O incidente que uniformiza uma questão jurídica repetitiva
Quando muitos processos discutem a mesma questão de direito, decisões divergentes podem tratar de forma desigual pessoas em situações equivalentes. Para enfrentar esse risco, o Código de Processo Civil criou o incidente de resolução de demandas repetitivas, o IRDR. Os processos não precisam ter fatos idênticos. O ponto comum é uma controvérsia jurídica repetida, que o tribunal examina para fixar uma tese aplicável aos casos presentes e futuros em sua área de jurisdição.
Os requisitos de cabimento do art. 976
O art. 976 exige dois elementos simultâneos: efetiva repetição de processos com controvérsia sobre a mesma questão unicamente de direito e risco de ofensa à isonomia e à segurança jurídica. O incidente não serve para uniformizar uma disputa que dependa da comparação de provas ou de fatos particulares.
O IRDR é instaurado no tribunal competente para julgar os processos de sua jurisdição. A desistência ou o abandono do processo que originou o incidente não impede o exame de seu mérito, pois a definição da tese ultrapassa o interesse daquele litigante.
A tese que passa a valer para todos
Julgado o incidente, o art. 985 determina que a tese jurídica seja aplicada a todos os processos individuais e coletivos que versem sobre idêntica questão de direito e tramitem na área de jurisdição do respectivo tribunal, inclusive nos juizados especiais, e ainda aos casos futuros. Durante a tramitação, os processos que dependem daquela questão costumam ficar suspensos, aguardando a definição.
Essa força é o que dá sentido ao incidente: uma decisão só, replicada de forma coerente, no lugar de sentenças conflitantes espalhadas.
Do tribunal local aos tribunais superiores
O art. 987 prevê recurso especial ou extraordinário do julgamento de mérito do incidente, conforme o caso.
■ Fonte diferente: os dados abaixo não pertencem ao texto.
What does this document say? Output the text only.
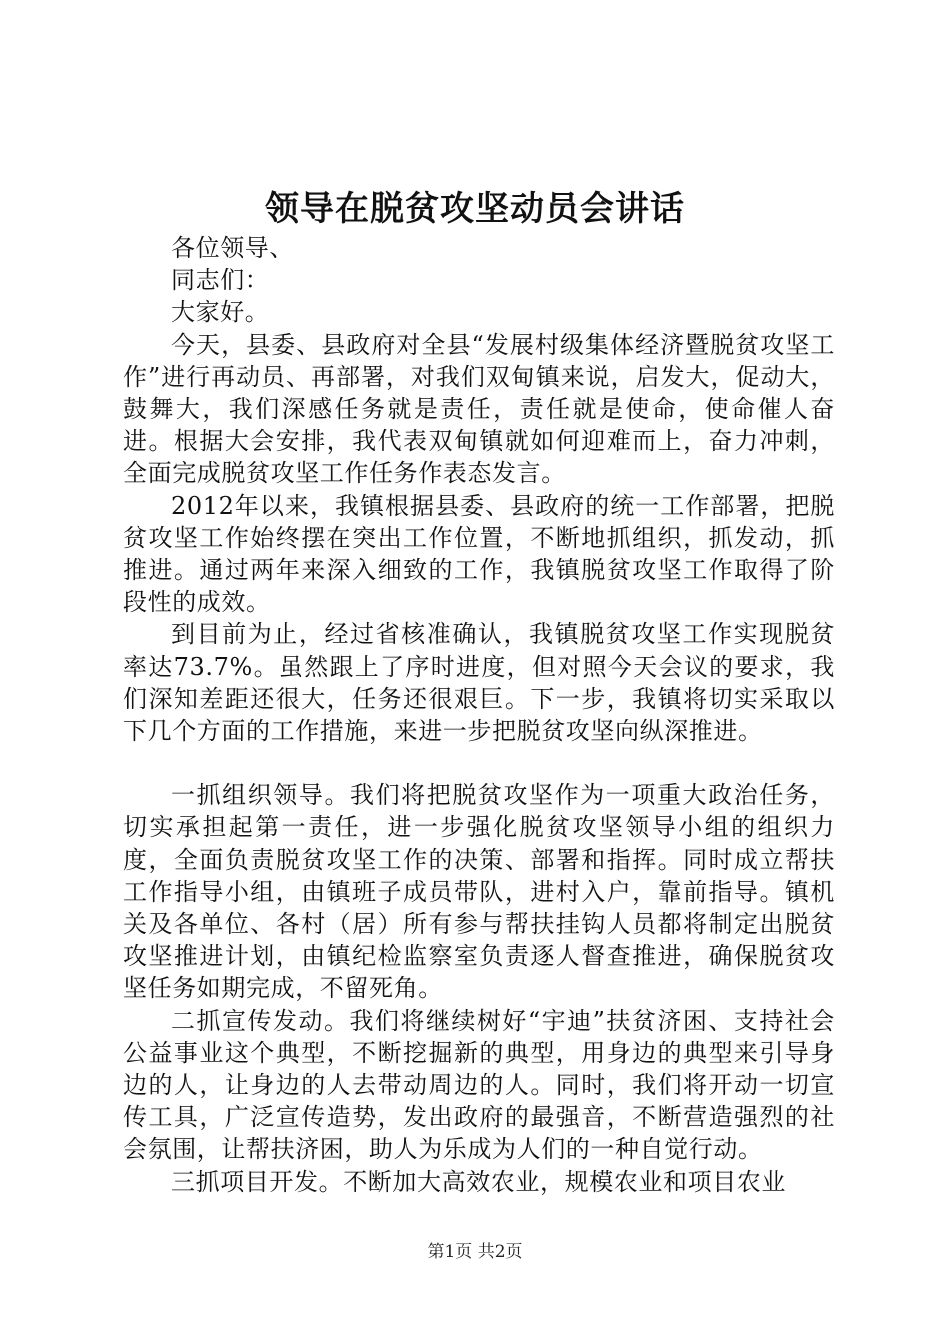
领导在脱贫攻坚动员会讲话

各位领导、

同志们：

大家好。

今天，县委、县政府对全县“发展村级集体经济暨脱贫攻坚工作”进行再动员、再部署，对我们双甸镇来说，启发大，促动大，鼓舞大，我们深感任务就是责任，责任就是使命，使命催人奋进。根据大会安排，我代表双甸镇就如何迎难而上，奋力冲刺，全面完成脱贫攻坚工作任务作表态发言。

2012年以来，我镇根据县委、县政府的统一工作部署，把脱贫攻坚工作始终摆在突出工作位置，不断地抓组织，抓发动，抓推进。通过两年来深入细致的工作，我镇脱贫攻坚工作取得了阶段性的成效。

到目前为止，经过省核准确认，我镇脱贫攻坚工作实现脱贫率达73.7%。虽然跟上了序时进度，但对照今天会议的要求，我们深知差距还很大，任务还很艰巨。下一步，我镇将切实采取以下几个方面的工作措施，来进一步把脱贫攻坚向纵深推进。

一抓组织领导。我们将把脱贫攻坚作为一项重大政治任务，切实承担起第一责任，进一步强化脱贫攻坚领导小组的组织力度，全面负责脱贫攻坚工作的决策、部署和指挥。同时成立帮扶工作指导小组，由镇班子成员带队，进村入户，靠前指导。镇机关及各单位、各村（居）所有参与帮扶挂钩人员都将制定出脱贫攻坚推进计划，由镇纪检监察室负责逐人督查推进，确保脱贫攻坚任务如期完成，不留死角。

二抓宣传发动。我们将继续树好“宇迪”扶贫济困、支持社会公益事业这个典型，不断挖掘新的典型，用身边的典型来引导身边的人，让身边的人去带动周边的人。同时，我们将开动一切宣传工具，广泛宣传造势，发出政府的最强音，不断营造强烈的社会氛围，让帮扶济困，助人为乐成为人们的一种自觉行动。

三抓项目开发。不断加大高效农业，规模农业和项目农业

第1页 共2页
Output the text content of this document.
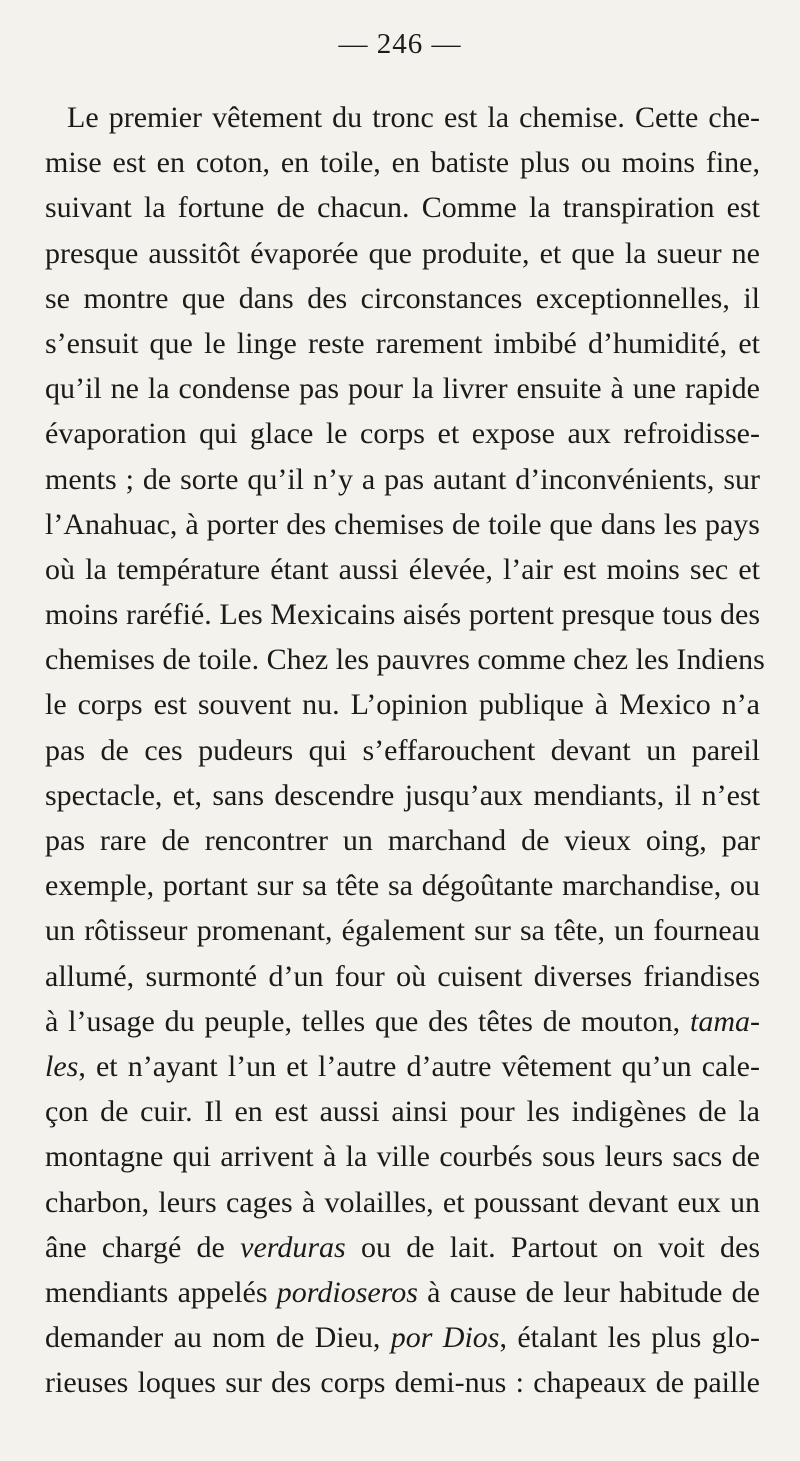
— 246 —
Le premier vêtement du tronc est la chemise. Cette che-
mise est en coton, en toile, en batiste plus ou moins fine,
suivant la fortune de chacun. Comme la transpiration est
presque aussitôt évaporée que produite, et que la sueur ne
se montre que dans des circonstances exceptionnelles, il
s’ensuit que le linge reste rarement imbibé d’humidité, et
qu’il ne la condense pas pour la livrer ensuite à une rapide
évaporation qui glace le corps et expose aux refroidisse-
ments ; de sorte qu’il n’y a pas autant d’inconvénients, sur
l’Anahuac, à porter des chemises de toile que dans les pays
où la température étant aussi élevée, l’air est moins sec et
moins raréfié. Les Mexicains aisés portent presque tous des
chemises de toile. Chez les pauvres comme chez les Indiens
le corps est souvent nu. L’opinion publique à Mexico n’a
pas de ces pudeurs qui s’effarouchent devant un pareil
spectacle, et, sans descendre jusqu’aux mendiants, il n’est
pas rare de rencontrer un marchand de vieux oing, par
exemple, portant sur sa tête sa dégoûtante marchandise, ou
un rôtisseur promenant, également sur sa tête, un fourneau
allumé, surmonté d’un four où cuisent diverses friandises
à l’usage du peuple, telles que des têtes de mouton, tama-
les, et n’ayant l’un et l’autre d’autre vêtement qu’un cale-
çon de cuir. Il en est aussi ainsi pour les indigènes de la
montagne qui arrivent à la ville courbés sous leurs sacs de
charbon, leurs cages à volailles, et poussant devant eux un
âne chargé de verduras ou de lait. Partout on voit des
mendiants appelés pordioseros à cause de leur habitude de
demander au nom de Dieu, por Dios, étalant les plus glo-
rieuses loques sur des corps demi-nus : chapeaux de paille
Esse texto deve ser lido com os requisitos constitucionais de cada recurso. No REsp 1.798.374/DF, a Corte Especial do STJ distinguiu o acórdão que fixa a tese e julga a causa concreta daquele que apenas fixa ou revisa tese em abstrato.
Há “causa decidida” para recurso especial quando o acórdão também aplica a tese ao caso concreto, observados os demais requisitos do art. 105, III, da Constituição. Se houve apenas formulação abstrata, como após desistência do processo originário ou em revisão de tese, o STJ afasta o recurso especial por faltar causa decidida. O AgInt no REsp 2.057.448/SC reiterou essa distinção. Só depois de recurso superior efetivamente cabível e apreciado é que se examina o alcance nacional previsto no art. 987, § 2º.
Perguntas frequentes
O IRDR obriga o juiz de primeiro grau?
Sim. Fixada a tese, ela se aplica aos processos sobre idêntica questão que tramitam na área de jurisdição do tribunal, inclusive nos juizados especiais, o que alcança os juízos de primeiro grau.
Qual a diferença entre IRDR e recurso repetitivo?
O IRDR é julgado por tribunal de segundo grau e sua tese se aplica na respectiva jurisdição. Recursos repetitivos e repercussão geral são técnicas dos tribunais superiores e podem produzir orientação de alcance nacional.